OMG, Onoez, every day (NNN) — Civilisation is facing imminent doom from dirty bomb attacks, a credit crisis, a cash crisis and morning-after pills for 11-year-old underclass children.

"Oh no!"Further harbingers of the end of all things include your teeth being rotted out of your head by eating five pieces of fruit a day, NHS superbugs that mutter taunts into patients’ ears before dissolving their flesh, people downloading music and films and, of course, Google Street View.

“An explosion in London could destroy your presently fantastic and wonderful way of life,” said Home Secretary Jacqui Smith. “Beautiful boss, lovely coworkers, marvellous housemates and all. However, our CCTV network will keep you safe at all times. Please present your papers to the nice policeman. Keep calm and carry on. Your courage, your cheerfulness, your resolution will bring us victory. Smile!”

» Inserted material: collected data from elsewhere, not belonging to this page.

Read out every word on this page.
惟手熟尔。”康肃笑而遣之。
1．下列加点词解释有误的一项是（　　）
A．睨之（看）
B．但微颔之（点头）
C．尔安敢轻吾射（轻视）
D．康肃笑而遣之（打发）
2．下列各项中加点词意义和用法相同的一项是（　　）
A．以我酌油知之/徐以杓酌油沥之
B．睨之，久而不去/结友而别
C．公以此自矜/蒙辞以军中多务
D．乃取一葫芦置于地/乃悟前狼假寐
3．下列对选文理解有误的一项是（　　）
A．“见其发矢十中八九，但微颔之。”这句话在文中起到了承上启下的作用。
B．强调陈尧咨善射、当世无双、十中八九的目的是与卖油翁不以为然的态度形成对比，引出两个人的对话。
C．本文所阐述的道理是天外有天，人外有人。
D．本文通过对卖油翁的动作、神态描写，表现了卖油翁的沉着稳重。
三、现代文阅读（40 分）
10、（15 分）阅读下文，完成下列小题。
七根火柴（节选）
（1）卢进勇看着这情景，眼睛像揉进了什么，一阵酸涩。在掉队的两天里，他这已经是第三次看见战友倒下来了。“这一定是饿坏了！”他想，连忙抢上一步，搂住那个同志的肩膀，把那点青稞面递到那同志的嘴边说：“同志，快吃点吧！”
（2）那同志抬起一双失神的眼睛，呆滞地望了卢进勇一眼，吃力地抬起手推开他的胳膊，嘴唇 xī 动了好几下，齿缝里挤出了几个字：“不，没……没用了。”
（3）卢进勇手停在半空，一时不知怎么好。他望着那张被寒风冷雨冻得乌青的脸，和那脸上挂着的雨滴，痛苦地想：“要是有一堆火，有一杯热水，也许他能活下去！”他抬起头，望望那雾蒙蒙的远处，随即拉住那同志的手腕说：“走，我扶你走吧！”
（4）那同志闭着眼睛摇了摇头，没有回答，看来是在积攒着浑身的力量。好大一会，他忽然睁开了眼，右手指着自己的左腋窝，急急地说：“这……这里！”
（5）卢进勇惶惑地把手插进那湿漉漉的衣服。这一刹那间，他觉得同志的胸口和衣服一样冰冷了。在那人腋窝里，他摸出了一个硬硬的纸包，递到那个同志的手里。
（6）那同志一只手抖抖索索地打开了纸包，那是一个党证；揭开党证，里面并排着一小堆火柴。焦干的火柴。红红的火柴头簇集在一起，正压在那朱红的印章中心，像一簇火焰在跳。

In an attempt to stave off inevitable disaster, the Metro, the London Paper and London Lite are cooperating to help save the world by telling anyone not recycling their paper that they have personally doomed the planet, and never mind them printing ridiculous quantities of disposable rubbish without even a very good Sudoku and turning every Tube train into a rolling landfill site. The campaign will be illustrated with pictures of students in bikinis.